Lo hanno dimostrato i ricercatori guidati da Chris Bauch (nella foto sopra) dell’università canadese di Waterloo con uno studio pubblicato sulla rivista Nature Communications. Uno studio che ha riprodotto al computer i modelli di comportamento di queste popolazioni cercando i fattori che hanno influenzato di più la transizione dalla poligamia alla monogamia, simulando l’evoluzione di diverse norme sulle relazioni sociali e l’accoppiamento, sulla base di parametri demografici reali e la trasmissione delle malattie.

Poche malattie in tribù piccole

Hanno così visto che nelle prime tribù di cacciatori e raccoglitori era comune che pochi maschi si accoppiassero con più donne per aumentare il numero di figli. In queste piccole società, dove c’erano al massimo 30 individui sessualmente maturi, le epidemie di infezioni a trasmissione sessuale duravano poco e non avevano un grande impatto sulla popolazione.

Epidemia quando le comunità si allargano

Con il passaggio all’agricoltura, le società umane si sono ingrandite (arrivando a 300 individui), così come le malattie sessuali nei gruppi con la poligamia.

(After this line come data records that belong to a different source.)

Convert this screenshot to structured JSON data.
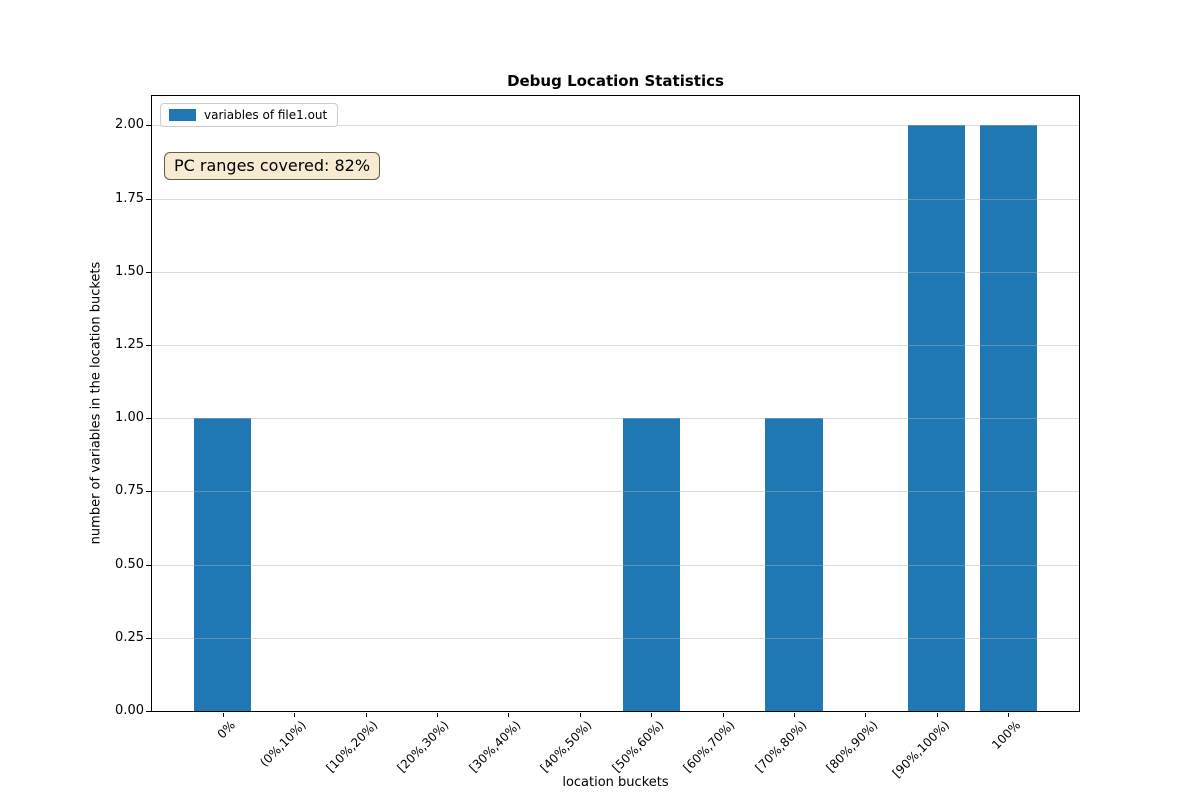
{
  "figure": {
    "background": "#ffffff"
  },
  "chart_data": {
    "type": "bar",
    "title": "Debug Location Statistics",
    "xlabel": "location buckets",
    "ylabel": "number of variables in the location buckets",
    "categories": [
      "0%",
      "(0%,10%)",
      "[10%,20%)",
      "[20%,30%)",
      "[30%,40%)",
      "[40%,50%)",
      "[50%,60%)",
      "[60%,70%)",
      "[70%,80%)",
      "[80%,90%)",
      "[90%,100%)",
      "100%"
    ],
    "values": [
      1,
      0,
      0,
      0,
      0,
      0,
      1,
      0,
      1,
      0,
      2,
      2
    ],
    "series": [
      {
        "name": "variables of file1.out",
        "values": [
          1,
          0,
          0,
          0,
          0,
          0,
          1,
          0,
          1,
          0,
          2,
          2
        ]
      }
    ],
    "bar_color": "#1f77b4",
    "ylim": [
      0,
      2.1
    ],
    "yticks": [
      "0.00",
      "0.25",
      "0.50",
      "0.75",
      "1.00",
      "1.25",
      "1.50",
      "1.75",
      "2.00"
    ],
    "grid": "horizontal",
    "legend": {
      "label": "variables of file1.out",
      "swatch_color": "#1f77b4",
      "position": "upper left"
    },
    "annotation": {
      "text": "PC ranges covered: 82%",
      "bg_color": "#f7ebd1",
      "border_color": "#5f5c52"
    }
  }
}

In assenza delle medicine moderna, l’infertilità provocata da sifilide, clamidia e gonorrea doveva essere alta. Da qui la scelta più vantaggiosa, per l’uomo, di diventare monogamo, e punire gli altri uomini che non seguivano lo stesso comportamento.

“Norme sociali determinate dall’ambiente”

I gruppi che hanno fatto questa scelta sono così riusciti a superare gli altri che non l’hanno fatta. “Ciò significa che le nostre norme sociali”, commenta Bauch, “sono la conseguenza dell’ambiente naturale in cui viviamo e che i modelli matematici possono essere usati non solo per prevedere il futuro, ma anche per comprendere il passato”.